According to the CBO, since the financial crisis, approximately 90% of all new residential mortgage originations in the U.S. are originated or guaranteed by the U.S. government. The proverbial gold rush is creating a rash of mortgage REITs issuance, forcing new comers to make concessions to attract capital from investors. Mortgage REITs have raised approximately $6.5 billion of capital between December 2010 and March 2011.

New Entrants

The fundraising environment for new entrants is becoming more difficult. New entrants into the mortgage REIT market, including PIMCO and Angelo, Gordon & Co., are having a difficult time raising new funds. PIMCO made concessions regarding the management fee it charges investors while Angelo, Gordon & Co. recently cut back the offering size of its recent IPO. We think investors are correct to be leery and seek greater concessions from new entrants.

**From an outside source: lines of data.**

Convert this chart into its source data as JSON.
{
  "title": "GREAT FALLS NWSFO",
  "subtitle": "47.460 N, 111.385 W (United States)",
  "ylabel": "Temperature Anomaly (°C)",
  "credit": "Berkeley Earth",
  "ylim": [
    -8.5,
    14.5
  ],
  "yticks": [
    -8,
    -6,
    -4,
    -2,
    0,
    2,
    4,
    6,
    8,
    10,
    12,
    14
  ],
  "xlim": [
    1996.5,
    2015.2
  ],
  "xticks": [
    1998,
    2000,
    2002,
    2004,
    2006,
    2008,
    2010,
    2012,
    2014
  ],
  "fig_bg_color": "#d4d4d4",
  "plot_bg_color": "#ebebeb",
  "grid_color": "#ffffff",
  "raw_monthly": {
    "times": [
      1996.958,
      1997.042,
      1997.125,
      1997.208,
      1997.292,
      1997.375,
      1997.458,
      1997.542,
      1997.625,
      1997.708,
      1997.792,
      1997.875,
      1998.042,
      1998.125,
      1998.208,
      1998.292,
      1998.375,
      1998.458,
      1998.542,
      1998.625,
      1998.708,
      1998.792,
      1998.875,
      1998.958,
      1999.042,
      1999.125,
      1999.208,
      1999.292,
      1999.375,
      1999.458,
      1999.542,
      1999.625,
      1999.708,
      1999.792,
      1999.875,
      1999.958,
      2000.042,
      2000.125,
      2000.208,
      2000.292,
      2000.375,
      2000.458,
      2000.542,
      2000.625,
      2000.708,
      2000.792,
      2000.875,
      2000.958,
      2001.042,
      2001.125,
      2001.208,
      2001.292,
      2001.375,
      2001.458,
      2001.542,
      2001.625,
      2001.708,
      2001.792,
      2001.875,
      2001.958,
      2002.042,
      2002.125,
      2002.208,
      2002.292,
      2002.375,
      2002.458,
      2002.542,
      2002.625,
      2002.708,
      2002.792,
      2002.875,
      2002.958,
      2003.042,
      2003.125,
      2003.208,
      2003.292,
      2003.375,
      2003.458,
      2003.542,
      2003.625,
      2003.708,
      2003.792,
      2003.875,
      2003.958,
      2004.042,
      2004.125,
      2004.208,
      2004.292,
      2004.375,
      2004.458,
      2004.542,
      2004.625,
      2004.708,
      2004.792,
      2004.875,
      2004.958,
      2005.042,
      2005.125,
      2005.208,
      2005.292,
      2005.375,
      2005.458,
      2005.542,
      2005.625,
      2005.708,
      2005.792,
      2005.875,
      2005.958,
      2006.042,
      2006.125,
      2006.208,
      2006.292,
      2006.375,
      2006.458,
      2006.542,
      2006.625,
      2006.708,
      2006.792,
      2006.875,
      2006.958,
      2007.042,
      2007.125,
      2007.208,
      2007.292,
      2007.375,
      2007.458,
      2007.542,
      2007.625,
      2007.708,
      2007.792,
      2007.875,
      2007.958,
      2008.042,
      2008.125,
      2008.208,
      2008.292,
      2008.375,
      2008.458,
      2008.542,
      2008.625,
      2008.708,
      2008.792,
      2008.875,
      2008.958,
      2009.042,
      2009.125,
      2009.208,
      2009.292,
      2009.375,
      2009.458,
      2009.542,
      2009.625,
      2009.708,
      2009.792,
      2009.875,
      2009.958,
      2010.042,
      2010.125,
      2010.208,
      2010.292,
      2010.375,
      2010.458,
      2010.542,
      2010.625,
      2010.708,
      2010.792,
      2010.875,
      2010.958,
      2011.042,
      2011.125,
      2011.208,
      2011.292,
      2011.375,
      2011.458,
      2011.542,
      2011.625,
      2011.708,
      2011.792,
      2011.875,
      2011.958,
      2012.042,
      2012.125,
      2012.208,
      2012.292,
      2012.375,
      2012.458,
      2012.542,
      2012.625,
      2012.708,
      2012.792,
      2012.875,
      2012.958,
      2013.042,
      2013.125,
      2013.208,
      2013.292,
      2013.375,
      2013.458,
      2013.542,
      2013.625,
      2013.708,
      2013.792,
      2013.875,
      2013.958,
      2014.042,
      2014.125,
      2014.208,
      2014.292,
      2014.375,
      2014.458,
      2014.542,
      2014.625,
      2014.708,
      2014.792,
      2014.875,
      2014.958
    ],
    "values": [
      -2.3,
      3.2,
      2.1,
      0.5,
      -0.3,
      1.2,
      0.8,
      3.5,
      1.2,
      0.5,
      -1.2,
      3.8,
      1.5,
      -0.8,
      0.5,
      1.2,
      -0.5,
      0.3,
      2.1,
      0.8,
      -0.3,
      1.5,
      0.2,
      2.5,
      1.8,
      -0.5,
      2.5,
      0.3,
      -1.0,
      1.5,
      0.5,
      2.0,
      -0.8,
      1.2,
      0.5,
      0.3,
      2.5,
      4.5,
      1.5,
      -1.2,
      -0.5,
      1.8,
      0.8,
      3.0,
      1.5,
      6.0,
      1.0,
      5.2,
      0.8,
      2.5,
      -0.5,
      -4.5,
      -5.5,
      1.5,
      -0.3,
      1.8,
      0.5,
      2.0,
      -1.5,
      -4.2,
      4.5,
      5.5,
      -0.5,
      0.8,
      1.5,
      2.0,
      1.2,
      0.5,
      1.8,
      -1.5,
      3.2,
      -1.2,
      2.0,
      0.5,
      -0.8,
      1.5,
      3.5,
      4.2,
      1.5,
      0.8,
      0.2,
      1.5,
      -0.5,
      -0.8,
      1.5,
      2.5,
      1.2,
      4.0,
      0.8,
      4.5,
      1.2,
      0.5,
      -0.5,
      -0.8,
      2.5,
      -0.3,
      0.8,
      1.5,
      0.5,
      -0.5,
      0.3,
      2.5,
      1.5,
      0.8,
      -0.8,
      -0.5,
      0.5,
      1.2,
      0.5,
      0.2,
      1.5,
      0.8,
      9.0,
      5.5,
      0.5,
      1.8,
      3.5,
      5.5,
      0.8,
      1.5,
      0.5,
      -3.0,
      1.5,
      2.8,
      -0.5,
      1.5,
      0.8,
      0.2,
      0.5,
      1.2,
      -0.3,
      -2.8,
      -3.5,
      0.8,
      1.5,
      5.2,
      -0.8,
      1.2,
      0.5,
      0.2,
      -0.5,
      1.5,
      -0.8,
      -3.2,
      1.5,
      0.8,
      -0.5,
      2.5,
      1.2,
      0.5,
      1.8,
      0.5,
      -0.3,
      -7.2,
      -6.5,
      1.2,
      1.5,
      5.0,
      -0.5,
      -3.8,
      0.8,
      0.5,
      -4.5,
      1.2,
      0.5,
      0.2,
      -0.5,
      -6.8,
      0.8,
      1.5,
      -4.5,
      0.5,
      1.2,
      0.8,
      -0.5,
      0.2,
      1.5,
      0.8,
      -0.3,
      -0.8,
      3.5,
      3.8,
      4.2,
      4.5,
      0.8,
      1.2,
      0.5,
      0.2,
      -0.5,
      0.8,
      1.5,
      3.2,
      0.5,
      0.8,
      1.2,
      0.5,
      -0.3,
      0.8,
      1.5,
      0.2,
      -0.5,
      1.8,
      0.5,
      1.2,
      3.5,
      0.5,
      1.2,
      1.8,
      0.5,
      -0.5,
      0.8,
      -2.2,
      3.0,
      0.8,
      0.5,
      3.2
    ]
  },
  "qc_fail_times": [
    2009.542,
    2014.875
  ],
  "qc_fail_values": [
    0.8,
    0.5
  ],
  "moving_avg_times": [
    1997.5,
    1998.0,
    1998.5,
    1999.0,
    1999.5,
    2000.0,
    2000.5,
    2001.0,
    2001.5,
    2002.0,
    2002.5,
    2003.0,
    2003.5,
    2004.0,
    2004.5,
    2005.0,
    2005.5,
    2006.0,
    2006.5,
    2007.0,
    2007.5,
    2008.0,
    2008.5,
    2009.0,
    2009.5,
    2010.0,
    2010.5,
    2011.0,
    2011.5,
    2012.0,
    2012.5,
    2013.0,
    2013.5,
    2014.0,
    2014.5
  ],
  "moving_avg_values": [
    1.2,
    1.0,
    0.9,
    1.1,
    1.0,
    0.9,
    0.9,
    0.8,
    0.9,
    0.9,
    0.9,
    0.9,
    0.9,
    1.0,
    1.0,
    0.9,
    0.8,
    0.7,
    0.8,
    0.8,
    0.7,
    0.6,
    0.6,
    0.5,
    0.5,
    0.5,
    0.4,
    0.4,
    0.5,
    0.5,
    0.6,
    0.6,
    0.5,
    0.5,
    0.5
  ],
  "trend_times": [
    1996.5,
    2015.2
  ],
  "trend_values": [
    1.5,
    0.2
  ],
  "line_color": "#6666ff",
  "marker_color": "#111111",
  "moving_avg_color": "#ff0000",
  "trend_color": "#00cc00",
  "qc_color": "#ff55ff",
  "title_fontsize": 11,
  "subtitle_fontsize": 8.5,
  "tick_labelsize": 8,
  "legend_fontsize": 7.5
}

The mortgage REIT landscape is riddled with failed entities that could not operate a levered balance sheet during changing interest rate and credit environments. Notable blow-ups include: New Century Financial Corporation and Thornburg Mortgage.

Stick with the Veterans

Individual investors interested in mortgage REITs should stick with managers that have significant experience operating highly levered balance sheets in different interest rate and prepayment cycles. The table below (click to enlarge) highlights the seven largest mortgage REITs (including year of incorporation).

Click to enlarge

Our largest holdings include Annaly Capital Management (NYSE:NLY) and MFA Financial (NYSE:MFA). Both of which have over a decade of experience managing their balance sheets. Note: NLY is agency-focused and MFA is non-agency focused.

Despite being cautious on the current price of NLY (see recent article), we believe investors should stay the course with longstanding mortgage REIT players with great track records.

It should be noted, however, that a long tenure doesn't necessarily translate into a great track record (as highlighted in our recent article on Anworth Mortgage Asset Corp. (NYSE:ANH)). So investors should definitely do their homework on the management teams.

Disclosure: I am long AGNC, NLY, MFA.